Despite the impression ifconfig gives, Linux associates IP addresses with the host as opposed to individual interfaces of the host. With that in mind, the behaviour we’ve seen doesn’t seem so bizarre. When a network interface receives an ARP request for an IP address which it owns, then in effect a valid network route been made between the requestor and the requested. This route could potentially be the only route and as it is likely that the two will communicate with each other, it makes sense to reply to the ARP request. And this is what happens – the network interface that received the ARP request will now act as a proxy for the requested IP address.
This behaviour is actually quite convenient. In our example, even though our pings began to fail once we disconnected a route to the host – as soon as the Windows ARP cache times out (after 10 minutes) another ARP request will be broadcast. Like before, any interface that can provide a route to the host will respond, and so connectivity will be restored. If Linux wasn’t designed in this way and each interface truly owned an IP address, then if that link went down connectivity would never be restored to that address – even though there are other physical connections to the machine that has that IP address!

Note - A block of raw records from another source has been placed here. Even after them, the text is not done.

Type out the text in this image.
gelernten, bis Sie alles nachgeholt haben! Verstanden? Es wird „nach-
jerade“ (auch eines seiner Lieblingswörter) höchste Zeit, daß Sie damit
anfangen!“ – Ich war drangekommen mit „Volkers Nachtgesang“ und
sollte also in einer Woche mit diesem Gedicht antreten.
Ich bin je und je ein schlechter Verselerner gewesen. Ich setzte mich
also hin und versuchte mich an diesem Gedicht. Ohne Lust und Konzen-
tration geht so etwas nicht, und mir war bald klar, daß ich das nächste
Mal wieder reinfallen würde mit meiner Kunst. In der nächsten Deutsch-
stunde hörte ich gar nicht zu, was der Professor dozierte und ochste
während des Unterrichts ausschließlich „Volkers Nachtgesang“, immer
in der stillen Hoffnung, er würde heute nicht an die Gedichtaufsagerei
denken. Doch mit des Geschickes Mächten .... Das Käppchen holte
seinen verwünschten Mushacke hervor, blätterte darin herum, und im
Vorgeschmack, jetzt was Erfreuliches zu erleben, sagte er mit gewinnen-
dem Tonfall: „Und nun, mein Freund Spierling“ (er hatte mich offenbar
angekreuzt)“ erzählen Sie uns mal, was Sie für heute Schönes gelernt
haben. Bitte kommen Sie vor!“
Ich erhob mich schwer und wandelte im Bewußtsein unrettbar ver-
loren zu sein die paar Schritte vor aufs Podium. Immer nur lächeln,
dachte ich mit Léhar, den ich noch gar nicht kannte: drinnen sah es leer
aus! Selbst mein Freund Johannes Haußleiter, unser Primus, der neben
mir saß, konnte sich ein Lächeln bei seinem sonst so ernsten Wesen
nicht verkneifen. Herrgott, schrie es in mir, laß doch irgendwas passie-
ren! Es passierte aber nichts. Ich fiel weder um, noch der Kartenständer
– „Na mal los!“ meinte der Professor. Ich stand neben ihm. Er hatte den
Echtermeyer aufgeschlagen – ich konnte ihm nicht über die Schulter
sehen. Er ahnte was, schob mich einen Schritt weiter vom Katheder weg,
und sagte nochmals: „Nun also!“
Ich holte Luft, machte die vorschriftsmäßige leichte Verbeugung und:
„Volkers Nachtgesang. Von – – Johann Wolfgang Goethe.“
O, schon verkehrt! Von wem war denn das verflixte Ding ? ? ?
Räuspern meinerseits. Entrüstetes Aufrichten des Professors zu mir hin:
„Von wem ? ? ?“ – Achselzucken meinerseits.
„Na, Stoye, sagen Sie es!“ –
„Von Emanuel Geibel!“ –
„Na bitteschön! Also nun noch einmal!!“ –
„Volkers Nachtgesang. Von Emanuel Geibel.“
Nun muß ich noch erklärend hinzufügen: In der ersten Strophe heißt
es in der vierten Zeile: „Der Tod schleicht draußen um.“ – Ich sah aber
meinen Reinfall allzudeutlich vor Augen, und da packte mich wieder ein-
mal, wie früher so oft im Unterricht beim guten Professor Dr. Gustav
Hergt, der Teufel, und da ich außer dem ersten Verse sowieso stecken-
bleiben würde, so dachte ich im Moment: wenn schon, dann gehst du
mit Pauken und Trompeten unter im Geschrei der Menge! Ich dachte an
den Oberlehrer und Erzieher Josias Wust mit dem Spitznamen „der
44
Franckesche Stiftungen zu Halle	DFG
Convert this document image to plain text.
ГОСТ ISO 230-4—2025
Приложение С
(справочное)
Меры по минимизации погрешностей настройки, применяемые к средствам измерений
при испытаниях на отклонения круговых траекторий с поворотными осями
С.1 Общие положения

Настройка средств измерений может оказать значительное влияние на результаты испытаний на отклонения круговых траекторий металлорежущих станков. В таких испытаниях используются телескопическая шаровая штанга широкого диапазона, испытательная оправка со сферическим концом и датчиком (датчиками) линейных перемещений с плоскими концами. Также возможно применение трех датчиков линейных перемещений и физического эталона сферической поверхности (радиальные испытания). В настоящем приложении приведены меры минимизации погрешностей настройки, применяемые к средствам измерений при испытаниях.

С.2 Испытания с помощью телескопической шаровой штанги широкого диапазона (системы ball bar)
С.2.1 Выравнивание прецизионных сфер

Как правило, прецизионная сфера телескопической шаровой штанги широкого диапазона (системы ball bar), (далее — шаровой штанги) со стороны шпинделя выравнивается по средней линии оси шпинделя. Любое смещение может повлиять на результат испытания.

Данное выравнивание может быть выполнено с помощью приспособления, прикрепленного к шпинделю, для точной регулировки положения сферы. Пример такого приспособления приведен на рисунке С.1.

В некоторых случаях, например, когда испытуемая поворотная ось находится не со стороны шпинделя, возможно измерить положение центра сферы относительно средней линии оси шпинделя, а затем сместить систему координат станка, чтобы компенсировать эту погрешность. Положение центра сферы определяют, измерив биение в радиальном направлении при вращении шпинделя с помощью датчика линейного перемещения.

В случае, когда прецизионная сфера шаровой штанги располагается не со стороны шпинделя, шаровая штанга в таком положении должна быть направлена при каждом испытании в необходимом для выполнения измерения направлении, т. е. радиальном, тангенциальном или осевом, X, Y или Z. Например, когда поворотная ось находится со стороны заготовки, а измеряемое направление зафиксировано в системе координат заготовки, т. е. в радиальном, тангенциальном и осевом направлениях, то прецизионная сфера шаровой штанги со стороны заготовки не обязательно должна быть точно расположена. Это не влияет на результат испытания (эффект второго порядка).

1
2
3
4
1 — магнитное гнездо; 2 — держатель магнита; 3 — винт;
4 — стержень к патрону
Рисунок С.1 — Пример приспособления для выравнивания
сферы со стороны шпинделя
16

The other point of interest here, at least with this contrived networking configuration, is that reliability is favoured over performance. The reason is that where multiple interfaces exist on a machine, it’s quite likely that a priority ordering will exist between them. And so if, as in this case, eth3 replies the quickest then it is likely that it will always be the quickest. As a result, it is also likely to respond to all the ARP requests first and so all traffic for the 4 IP addresses will arrive on a single interface. We can demonstrate this. After pinging all of the IP addresses assigned to my virtual machine we can examine the ARP cache of Windows.
arp -a Interface: 192.168.27.1 --- 0x2 Internet Address Physical Address Type 192.168.27.132 00-0c-29-12-0b-bd dynamic 192.168.27.133 00-0c-29-12-0b-bd dynamic 192.168.27.134 00-0c-29-12-0b-bd dynamic 192.168.27.135 00-0c-29-12-0b-bd dynamic
As you can see all the IP addresses correspond to the same interface, i.e. eth3. Thus all the traffic will go over a single 10/100Mbit link instead of 4 links.
Fortunately, where this behaviour isn’t ideal, the proc interface provides a means to modify it. Of particular interest are the arp_filter and rp_filter sysctl knobs which can be found in the proc interface. I’ve not really managed to make complete sense of these yet and may well write another post on these in the future. Though for the behaviour described above it was necessary for me to invoke “echo 0 > /proc/sys/net/ipv4/conf/all/rp_filter”, I found without this I would only ever get two ARP replies instead of 4 – I’m not entirely sure why this is… suggestions anyone?